DHS unveils body camera guidance for agencies
(The Hill) — Department of Homeland Security (DHS) Secretary Alejandro Mayorkas on Tuesday announced the first departmentwide policy requiring its law enforcement officers and agents to wear body cameras when interacting with the public in specified settings.
The guidance issued instructs DHS agencies with law enforcement officers to develop agency-specific policies that meet or exceed the standards outlined in the department-wide policy. These agencies — including the U.S. Customs and Border Protection (CBP), the U.S. Secret Service and the U.S. Immigration and Customs Enforcement (ICE) — must develop their policies within the next 180 days.

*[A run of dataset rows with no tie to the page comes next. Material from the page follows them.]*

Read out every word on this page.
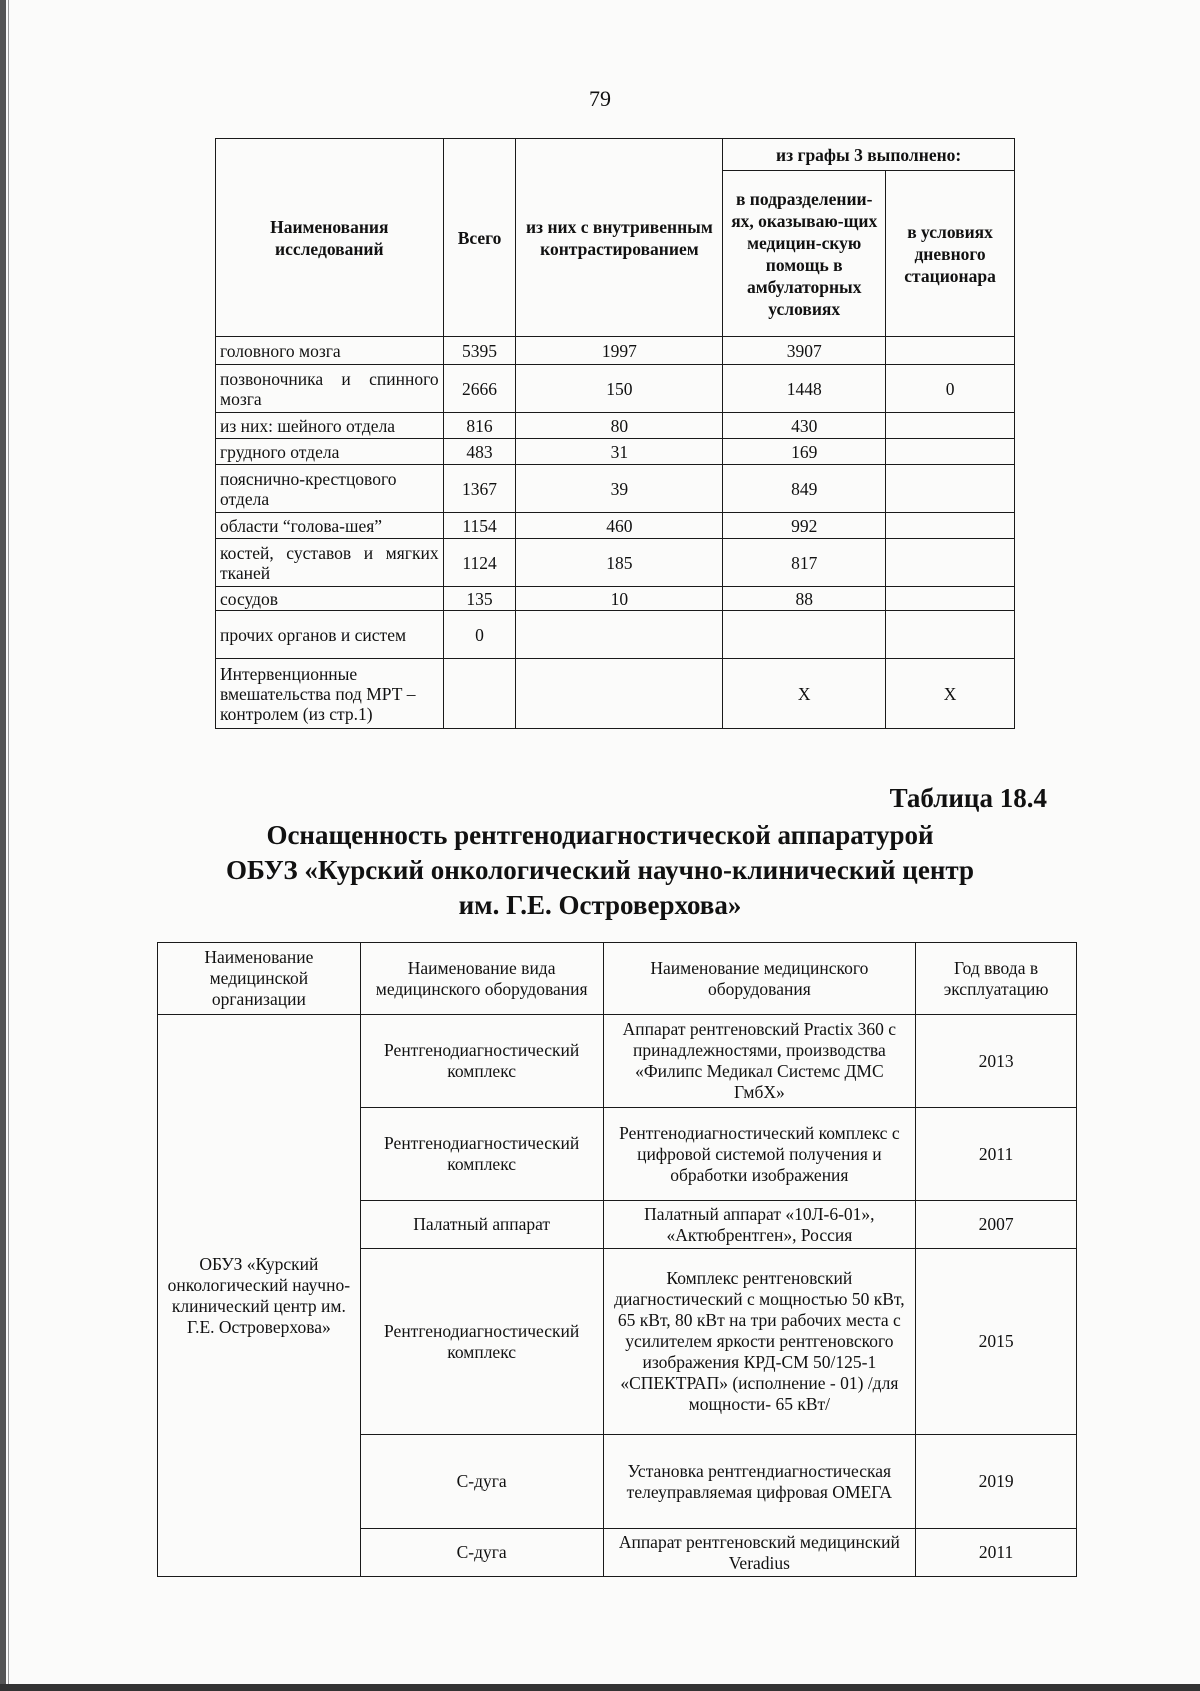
79
Наименования исследований	Всего	из них с внутривенным контрастированием	из графы 3 выполнено:	
			в подразделении-ях, оказываю-щих медицин-скую помощь в амбулаторных условиях	в условиях дневного стационара
головного мозга	5395	1997	3907	
позвоночника и спинного мозга	2666	150	1448	0
из них: шейного отдела	816	80	430	
грудного отдела	483	31	169	
пояснично-крестцового отдела	1367	39	849	
области “голова-шея”	1154	460	992	
костей, суставов и мягких тканей	1124	185	817	
сосудов	135	10	88	
прочих органов и систем	0			
Интервенционные вмешательства под МРТ – контролем (из стр.1)			Х	Х
Таблица 18.4
Оснащенность рентгенодиагностической аппаратурой
ОБУЗ «Курский онкологический научно-клинический центр
им. Г.Е. Островерхова»
Наименование медицинской организации	Наименование вида медицинского оборудования	Наименование медицинского оборудования	Год ввода в эксплуатацию
ОБУЗ «Курский онкологический научно-клинический центр им. Г.Е. Островерхова»	Рентгенодиагностический комплекс	Аппарат рентгеновский Practix 360 с принадлежностями, производства «Филипс Медикал Системс ДМС ГмбХ»	2013
	Рентгенодиагностический комплекс	Рентгенодиагностический комплекс с цифровой системой получения и обработки изображения	2011
	Палатный аппарат	Палатный аппарат «10Л-6-01», «Актюбрентген», Россия	2007
	Рентгенодиагностический комплекс	Комплекс рентгеновский диагностический с мощностью 50 кВт, 65 кВт, 80 кВт на три рабочих места с усилителем яркости рентгеновского изображения КРД-СМ 50/125-1 «СПЕКТРАП» (исполнение - 01) /для мощности- 65 кВт/	2015
	С-дуга	Установка рентгендиагностическая телеуправляемая цифровая ОМЕГА	2019
	С-дуга	Аппарат рентгеновский медицинский Veradius	2011
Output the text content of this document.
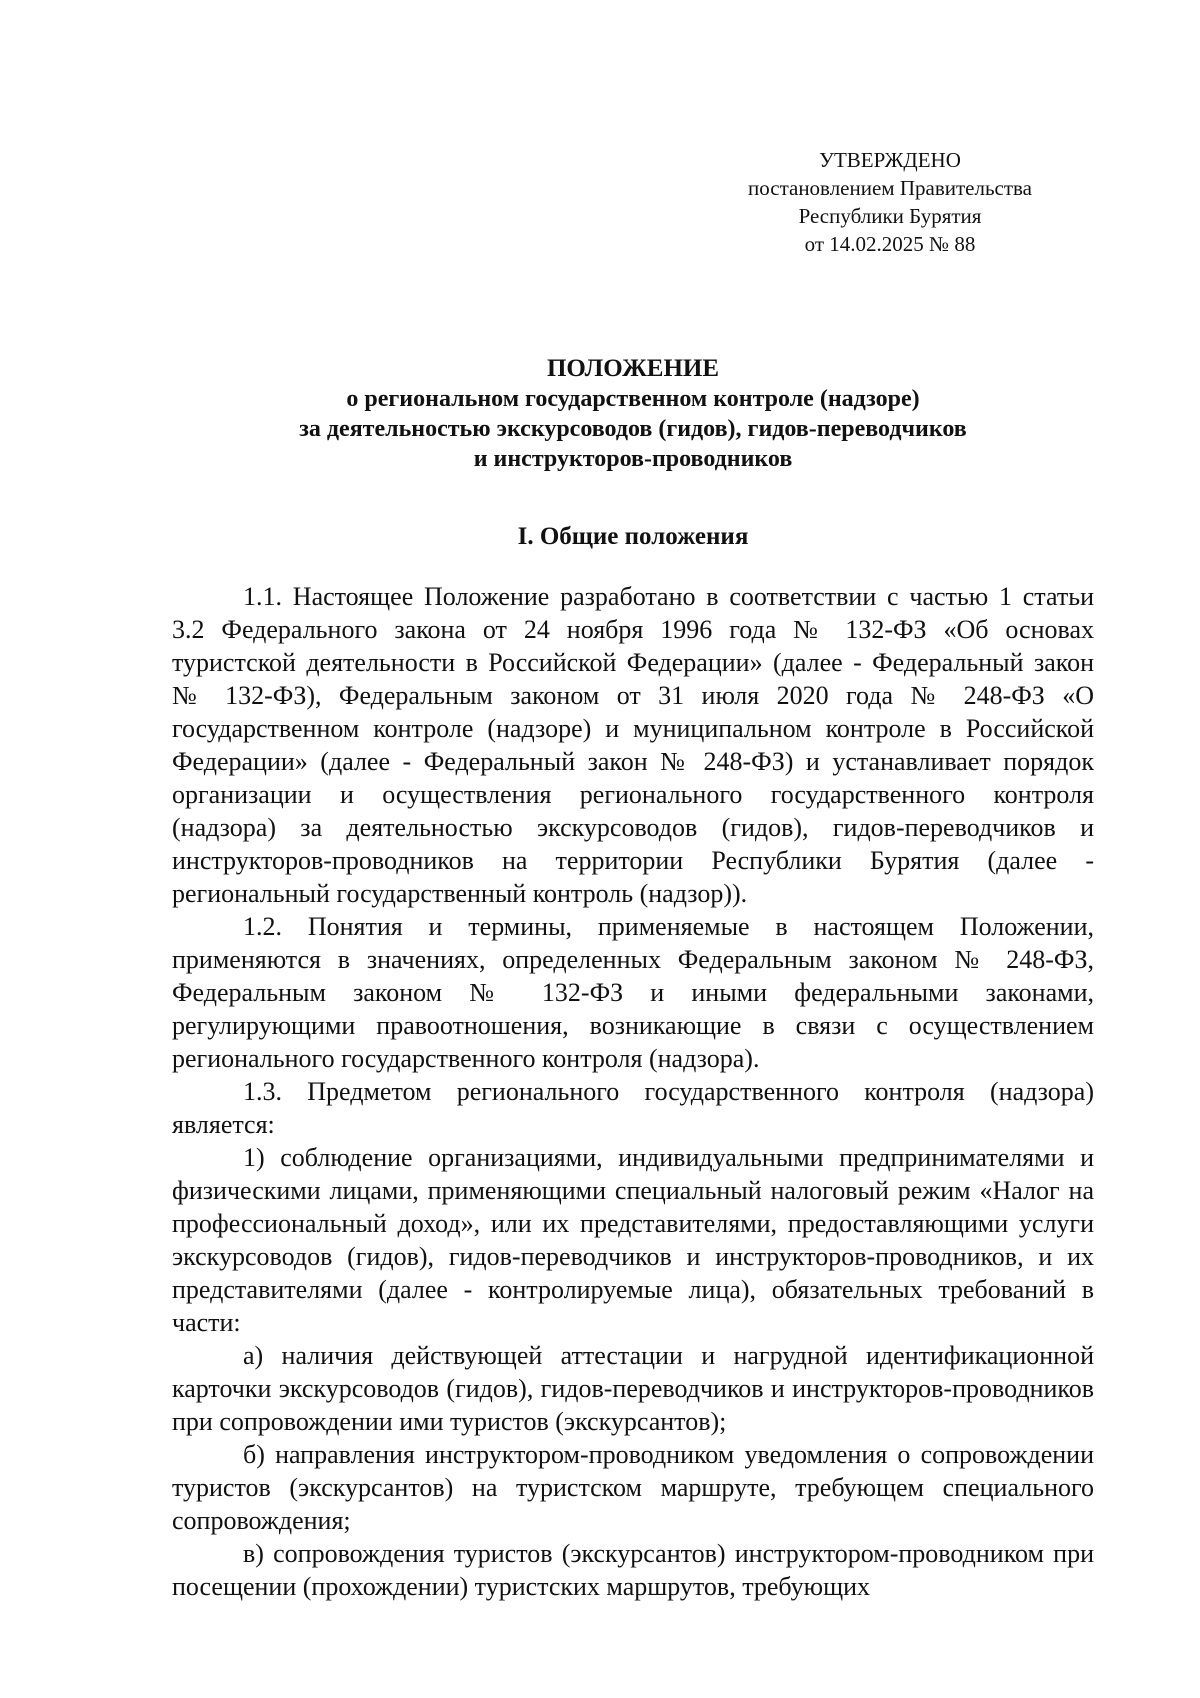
УТВЕРЖДЕНО
постановлением Правительства
Республики Бурятия
от 14.02.2025 № 88
ПОЛОЖЕНИЕ
о региональном государственном контроле (надзоре)
за деятельностью экскурсоводов (гидов), гидов-переводчиков
и инструкторов-проводников
I. Общие положения

1.1. Настоящее Положение разработано в соответствии с частью 1 статьи 3.2 Федерального закона от 24 ноября 1996 года № 132-ФЗ «Об основах туристской деятельности в Российской Федерации» (далее - Федеральный закон № 132-ФЗ), Федеральным законом от 31 июля 2020 года № 248-ФЗ «О государственном контроле (надзоре) и муниципальном контроле в Российской Федерации» (далее - Федеральный закон № 248-ФЗ) и устанавливает порядок организации и осуществления регионального государственного контроля (надзора) за деятельностью экскурсоводов (гидов), гидов-переводчиков и инструкторов-проводников на территории Республики Бурятия (далее - региональный государственный контроль (надзор)).

1.2. Понятия и термины, применяемые в настоящем Положении, применяются в значениях, определенных Федеральным законом № 248-ФЗ, Федеральным законом № 132-ФЗ и иными федеральными законами, регулирующими правоотношения, возникающие в связи с осуществлением регионального государственного контроля (надзора).

1.3. Предметом регионального государственного контроля (надзора) является:

1) соблюдение организациями, индивидуальными предпринимателями и физическими лицами, применяющими специальный налоговый режим «Налог на профессиональный доход», или их представителями, предоставляющими услуги экскурсоводов (гидов), гидов-переводчиков и инструкторов-проводников, и их представителями (далее - контролируемые лица), обязательных требований в части:

а) наличия действующей аттестации и нагрудной идентификационной карточки экскурсоводов (гидов), гидов-переводчиков и инструкторов-проводников при сопровождении ими туристов (экскурсантов);

б) направления инструктором-проводником уведомления о сопровождении туристов (экскурсантов) на туристском маршруте, требующем специального сопровождения;

в) сопровождения туристов (экскурсантов) инструктором-проводником при посещении (прохождении) туристских маршрутов, требующих
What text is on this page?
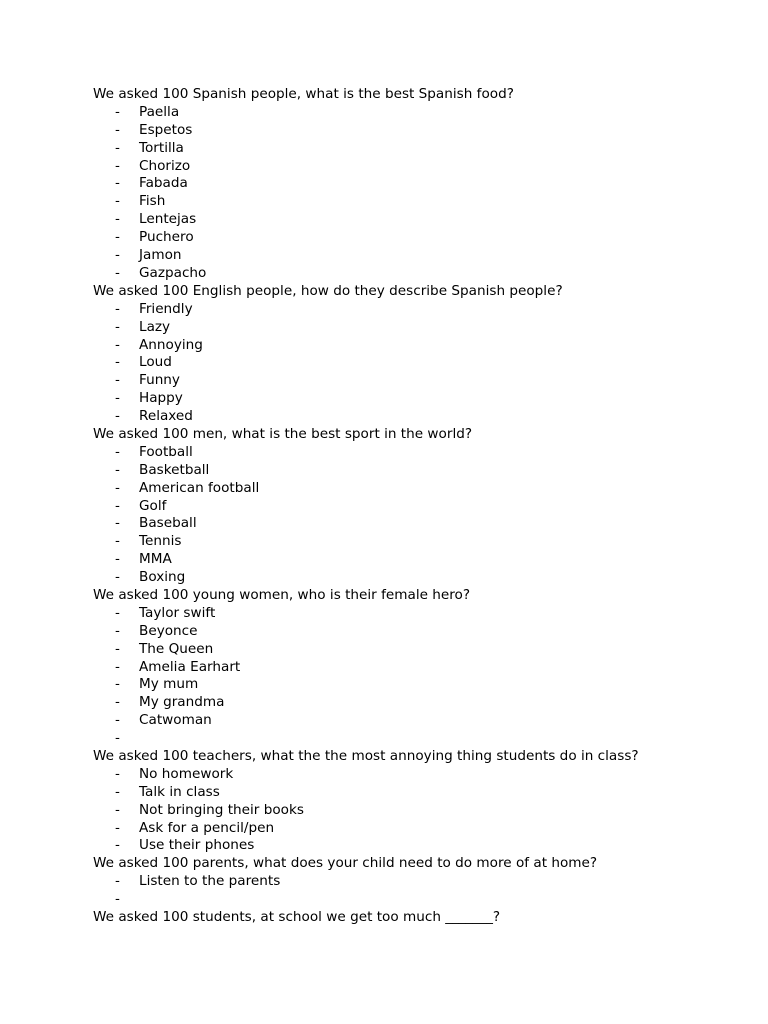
We asked 100 Spanish people, what is the best Spanish food?

- Paella
- Espetos
- Tortilla
- Chorizo
- Fabada
- Fish
- Lentejas
- Puchero
- Jamon
- Gazpacho

We asked 100 English people, how do they describe Spanish people?

- Friendly
- Lazy
- Annoying
- Loud
- Funny
- Happy
- Relaxed

We asked 100 men, what is the best sport in the world?

- Football
- Basketball
- American football
- Golf
- Baseball
- Tennis
- MMA
- Boxing

We asked 100 young women, who is their female hero?

- Taylor swift
- Beyonce
- The Queen
- Amelia Earhart
- My mum
- My grandma
- Catwoman
-

We asked 100 teachers, what the the most annoying thing students do in class?

- No homework
- Talk in class
- Not bringing their books
- Ask for a pencil/pen
- Use their phones

We asked 100 parents, what does your child need to do more of at home?

- Listen to the parents
-

We asked 100 students, at school we get too much _______?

The new policy would require law enforcement agents to wear body cameras when responding to emergency calls, during planned arrests and when executing search warrants. The policy specifies agents are not permitted to wear body cameras “for the sole purpose of recording individuals engaged in First Amendment activity.”
Mayorkas said the new department-wide policy follows President Joe Biden’s executive order requiring law enforcement agencies to review its policies on the use of force, writing in a press release, “Our ability to secure the homeland rests on public trust, which is built through accountability, transparency, and effectiveness in our law enforcement practices.”
“Today’s policy announcement is designed to advance these essential values. Requiring the use of body-worn cameras by our law enforcement officers and agents is another important step DHS is making to bring our law enforcement workforce to the forefront of innovation, and to further build public trust and confidence in the thousands of dedicated and professional law enforcement officers at DHS,” Mayorkas added.
Several DHS agencies have issued body-worn camera policies within the past two years, building to the current announcement. CBP deployed about 6,000 body-worn cameras to its workforce beginning in August 2021. ICE conducted a body-worn camera pilot program in November 2021. The Secret Service issued its agency-specific policy in September 2022.